Frundt will be presenting a final draft at the next council meeting on Tuesday, Sept. 8, and both he and Ibisch expect it will pass.

“The policy indicates the city will be removing gender specific signage at city owned single user restrooms,” Frundt says.

Administrator Ibisch says that means that the two restrooms located on the outside walls of the swimming pool, currently with a men’s sign on one and a women’s sign on other, will both become just ‘gender neutral’ restrooms.

“The same goes for the City Hall,” Ibisch explains. “We now have a men’s and women’s restroom, but those signs will come down and both will be available to either sex.”

Ibisch also adds that the policy also states that if any remodeling is done in the future on locker rooms, accommodations will be made for installing privacy stalls and changing areas. But, he says, for now locker rooms will be restricted to use by a person according to their “biological gender.”

“Our goal here is to strike a balance for all of our citizens,” Ibisch says. “I want to make it clear that the person at the pool did nothing wrong. But, it made several people, especially those with young children, uncomfortable. And we knew we needed to have a policy in place to deal with this.”

He continued that they want to help any citizen of the city with any issue they may have, from property assessments to use of public facilities, and everything in between.
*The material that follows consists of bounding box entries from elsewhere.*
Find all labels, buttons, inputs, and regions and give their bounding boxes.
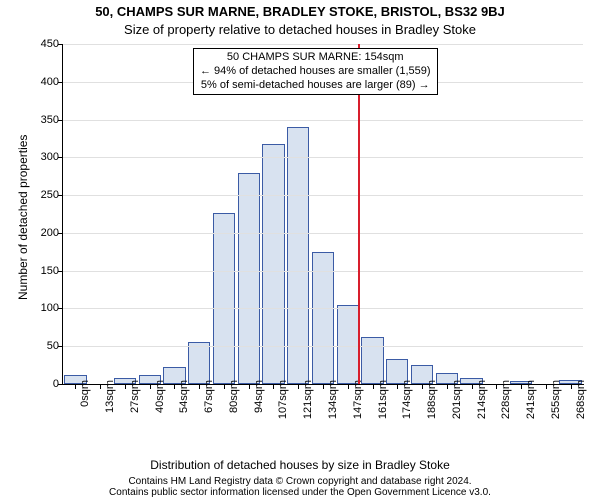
y-tick-label: 400 (23, 76, 59, 88)
x-tick-mark (298, 384, 299, 389)
copyright-text: Contains HM Land Registry data © Crown c… (0, 476, 600, 498)
x-tick-label: 214sqm (476, 380, 488, 419)
x-tick-mark (472, 384, 473, 389)
x-tick-label: 54sqm (178, 380, 190, 413)
x-tick-label: 107sqm (277, 380, 289, 419)
annotation-line: 5% of semi-detached houses are larger (8… (200, 79, 431, 93)
x-tick-mark (571, 384, 572, 389)
x-tick-label: 40sqm (154, 380, 166, 413)
x-tick-label: 268sqm (575, 380, 587, 419)
histogram-bar (213, 213, 235, 385)
x-tick-label: 94sqm (253, 380, 265, 413)
histogram-bar (262, 144, 284, 384)
x-tick-mark (100, 384, 101, 389)
x-tick-label: 27sqm (129, 380, 141, 413)
x-tick-mark (174, 384, 175, 389)
x-tick-mark (249, 384, 250, 389)
chart-container: 50, CHAMPS SUR MARNE, BRADLEY STOKE, BRI… (0, 0, 600, 500)
x-tick-mark (546, 384, 547, 389)
gridline (63, 271, 583, 272)
x-tick-mark (397, 384, 398, 389)
histogram-bar (361, 337, 383, 384)
y-tick-label: 350 (23, 114, 59, 126)
annotation-line: ← 94% of detached houses are smaller (1,… (200, 65, 431, 79)
gridline (63, 157, 583, 158)
chart-title: 50, CHAMPS SUR MARNE, BRADLEY STOKE, BRI… (0, 4, 600, 19)
histogram-bar (188, 342, 210, 384)
x-tick-mark (323, 384, 324, 389)
x-tick-label: 201sqm (451, 380, 463, 419)
y-tick-label: 300 (23, 151, 59, 163)
x-tick-label: 228sqm (500, 380, 512, 419)
x-tick-mark (373, 384, 374, 389)
x-tick-mark (75, 384, 76, 389)
x-tick-mark (150, 384, 151, 389)
x-tick-mark (521, 384, 522, 389)
histogram-bar (337, 305, 359, 384)
annotation-box: 50 CHAMPS SUR MARNE: 154sqm← 94% of deta… (193, 48, 438, 95)
gridline (63, 195, 583, 196)
x-tick-label: 13sqm (104, 380, 116, 413)
gridline (63, 308, 583, 309)
x-tick-label: 80sqm (228, 380, 240, 413)
y-tick-label: 450 (23, 38, 59, 50)
x-tick-mark (199, 384, 200, 389)
y-tick-label: 50 (23, 340, 59, 352)
gridline (63, 120, 583, 121)
x-tick-label: 188sqm (426, 380, 438, 419)
y-tick-label: 0 (23, 378, 59, 390)
x-tick-label: 134sqm (327, 380, 339, 419)
x-tick-mark (125, 384, 126, 389)
x-axis-label: Distribution of detached houses by size … (0, 458, 600, 472)
gridline (63, 346, 583, 347)
copyright-line-1: Contains HM Land Registry data © Crown c… (0, 476, 600, 487)
x-tick-label: 174sqm (401, 380, 413, 419)
x-tick-mark (224, 384, 225, 389)
x-tick-mark (447, 384, 448, 389)
histogram-bar (238, 173, 260, 384)
x-tick-label: 147sqm (352, 380, 364, 419)
y-tick-label: 200 (23, 227, 59, 239)
x-tick-label: 121sqm (302, 380, 314, 419)
x-tick-label: 67sqm (203, 380, 215, 413)
chart-subtitle: Size of property relative to detached ho… (0, 22, 600, 37)
plot-area: 0501001502002503003504004500sqm13sqm27sq… (62, 44, 583, 385)
x-tick-label: 0sqm (79, 380, 91, 407)
y-tick-label: 100 (23, 302, 59, 314)
gridline (63, 233, 583, 234)
copyright-line-2: Contains public sector information licen… (0, 487, 600, 498)
y-tick-label: 150 (23, 265, 59, 277)
annotation-line: 50 CHAMPS SUR MARNE: 154sqm (200, 51, 431, 65)
x-tick-label: 255sqm (550, 380, 562, 419)
x-tick-mark (273, 384, 274, 389)
x-tick-mark (348, 384, 349, 389)
x-tick-mark (422, 384, 423, 389)
y-tick-label: 250 (23, 189, 59, 201)
x-tick-label: 241sqm (525, 380, 537, 419)
x-tick-mark (496, 384, 497, 389)
x-tick-label: 161sqm (377, 380, 389, 419)
gridline (63, 44, 583, 45)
The new policy, entitled “Non-Discrimination in Public Accommodations,” goes farther than just covering use of restrooms.

Included is language explaining that all city employees, officials and volunteers will refer to individuals by the individual’s expressed preferred name, regardless of the legal name of the individual, as well as referring to an individual using pronouns reflecting the expressed gender of the individual.

“We want to respect a person’s preference for name and gender,” Ibisch explains. “We want our city facilities to be comfortable zones for all our citizens.”

The policy states that the change to gender neutral restrooms and other facilities will begin to be implemented now, as of Sept. 1, and all signage will be in place no later than Jan. 1, 2017.

“I think we will see more of this type of policy as schools and cities have to deal with some changes in society,” Ibisch says. “I think having this (policy) in place now puts us ahead of the game.”